Strategy to improve the quality of the portfolio and strengthen the balance sheet had remained unchanged, with significant progress made to date.
Some £156m of disposals were completed at an average premium of 1.7 percent to market value, with a further £140m of disposals under way as the withdrawal from Germany and non-core UK assets continued.
However, said Watters, given conditions in the market, these sales might take longer to conclude. Nonetheless, some were likely to be completed and proceeds would be used to reduce loan to value, which ended the interim period marginally lower at 41.8 percent. Sixty nine leasing companies leasing events were completed in the interim period. Occupancy was high at 96.5 percent.

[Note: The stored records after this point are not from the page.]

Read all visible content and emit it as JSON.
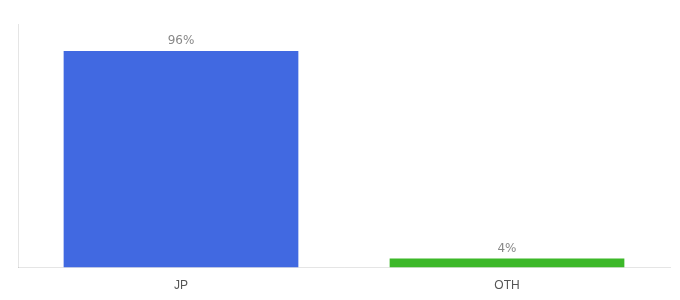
{
  "chart_data": {
    "type": "bar",
    "categories": [
      "JP",
      "OTH"
    ],
    "values": [
      96,
      4
    ],
    "colors": [
      "#4169e1",
      "#3cb829"
    ],
    "ylim": [
      0,
      108
    ],
    "data_labels": true,
    "value_labels": [
      "96%",
      "4%"
    ],
    "tick_labels": "x",
    "grid": false
  }
}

RDI’s assets include serviced offices, UK hotels, UK distribution, industrial and automotive, shopping centres, and UK retail parks and other retail.
Capital expenditure was being cut, operating costs reduced and cash reserves of £85m were being maintained.
“We are releasing interim results in unprecedented times, but the actions taken over the last 12 months, including our disposal programme and balance sheet management, have put us in a position to weather the extraordinary conditions we face,” said chairperson Gaving Tipper.
An interim dividend was not declared to preserve liquidity and distributions based on the results for the full financial year would be revisited.
Watters said over the last few weeks, the focus was on “surviving”’ and actively engaging with tenants and taking necessary actions to ensure that RDI was best equipped to withstand the challenging period. He said if any property sector had been a winner in the UK it was the warehousing and distribution sector, with already some 20 percent of all retail sales in the UK now online, a figure expected to grow to 30 percent in a matter of years. In addition, the short-term demand for storage had increased due to lockdown-related issues for businesses.
He said RDI was trying to increase its exposure to this part of the UK property sector.
RDI’s share price closed 3 percent lower at R11.01 on the JSE yesterday.